The VEO project, which has a defined and bounded set of SARS-CoV-2 analyses, will have its own analysis mobilisation task. While available to users alongside ELIXIR-CONVERGE analyses, development work relating to VEO SARS-CoV-2 analyses will be funded exclusively by the VEO project.
Task 8.3 Enhance access
We will extend and enhance the access points for data in the system, providing tools and support, for example, for automated synchronisation with all data in the platform into external computational facilities.
We will work with our many networks to enable data flow from the system and the connection of new third-party tools and interfaces. Drawing from and extending the tools and services offered via ELIXIR’s Tools, Interoperability and Compute Platforms, we will, for example, enable data and workflow access from within Galaxy, present data in compliance with BioSchemas.org and synchronise data into cloud instances. Under the ELIXIR Data Platform, the COVID-19 pandemic will allow us to present and develop ELIXIR Core Data Resources as key components in infectious disease research into the future.
|D8.1||Access to EU tools and project data.
Systems to capture and maintain user tools and datasets internal and external to EMBL-EBI’s molecular data resources using the ELIXIR bio.tools registry and the EMBL-EBI BioStudies database.
|D8.2||Workshop to explore and plan the inclusion of tools and data from projects that have diverted towards COVID-19 research
Workshop to explore and plan inclusion of tools and data from projects that have diverted towards COVID-19 research.
|D8.3||Raw sequence data processing workflow in operation
Systematic and autonomous processing and analysis of incoming data with preliminary results presentation.

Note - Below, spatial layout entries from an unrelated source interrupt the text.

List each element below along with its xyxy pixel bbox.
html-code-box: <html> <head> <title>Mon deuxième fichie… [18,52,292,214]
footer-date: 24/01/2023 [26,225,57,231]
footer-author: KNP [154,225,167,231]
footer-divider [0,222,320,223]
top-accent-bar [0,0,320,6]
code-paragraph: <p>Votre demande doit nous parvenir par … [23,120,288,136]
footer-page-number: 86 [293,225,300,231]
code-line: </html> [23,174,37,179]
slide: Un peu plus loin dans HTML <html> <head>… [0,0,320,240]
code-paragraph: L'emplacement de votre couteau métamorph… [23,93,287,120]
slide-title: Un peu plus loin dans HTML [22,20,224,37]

|D8.4||Phylogenetic tools and enhanced results visualisation
Improved navigation and visualisation tools for systematic processing and analysis, including phylogenetic trees.
|D8.5||Data access points and tools
New and enhanced data access points to SARS-CoV-2 data supporting such operations as full data synchronisation, accessibility from external cloud compute and embedding in third party tools.